Similarly, the extinction time trend can be justified; at lower pressures, the linear function of the extinction field, concerning pressure, trends downward as well. To quench a discharge at lower field magnitudes, more time in the high-conductivity period is needed to reduce the electric field intensity. Thus, like inception time, extinction time is also higher for lower pressures. Since both inception and extinction times increase with pressure reduction, what happens to the duration of PD at lower pressures? Figure 6 indicates that the duration of discharges at lower pressures are higher than NTP conditions. Thus, it can be inferred that, under low-pressure conditions, the prolongation of PDs due to later extinction times is much higher than the shortening of PDs due to later inception times. This difference tends to decline as the pressure goes up.
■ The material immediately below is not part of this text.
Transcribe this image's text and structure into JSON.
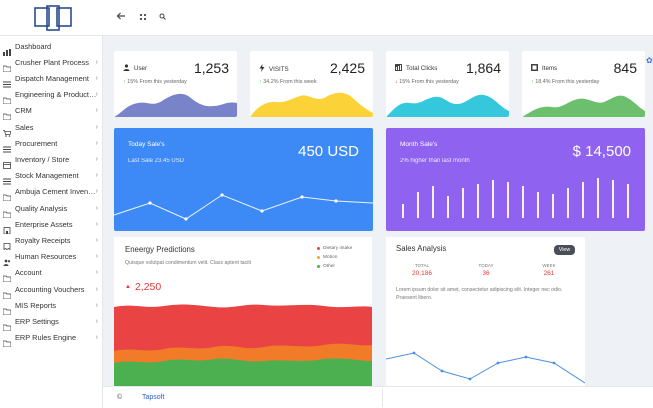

Figure 7 shows variations of PD true charge magnitude as a function of pressure. The results affirm that as the pressure is reduced, the PD magnitude increases. There are two different mechanisms that play different roles. One is that, at lower pressures, discharge occurs at higher field magnitudes; according to Ohm’s law, at higher field magnitudes, the current density will be higher. A higher current density then leads to a higher discharge magnitude. On the other hand, the relative permittivity declines at lower pressures, which means that the field displacement would be lower ($D=ϵE$). Since the field displacement has a direct relationship with the true charge magnitude, at a lower permittivity the amount of true charge would be lower. Figure 1 shows that the variations of relative permittivity at low pressures are not as sharp as at high pressures; hence, the overall increased magnitude of true charge is due to the deeper impact of $E_{inc}$ enhancement versus ${ϵ}_r$ reduction at low pressures.

5. Conclusions

The growing trend toward the electrification of the aviation industry urges the demand for ensuring the reliability of the insulation system. The utilization of WBG-based power modules can impose further threats to the insulation systems due to their operation at a higher frequency and higher slew rate. Because the pressure at higher altitudes can be extremely low, this study examined the impact of high frequency, high slew rate unipolar square wave voltage under low-pressure conditions. It was shown that low-pressure conditions have a game-changing impact by influencing the PD inception and extinction times, duration and intensity. These changes are the result of changes in the inception and extinction electric fields as well as the relative permittivity of the insulation medium. The results show that despite a slight delay in PD initiation under low-pressure conditions, the true charge magnitude is increased by about 20% and the duration of PD events is nearly doubled at cruise altitude compared to the ground level. As the material nature has a substantial impact on the extent and nature of the aforementioned changes, more research on different insulating materials can lead to the development of a more reliable insulation system under extremely low-pressure conditions.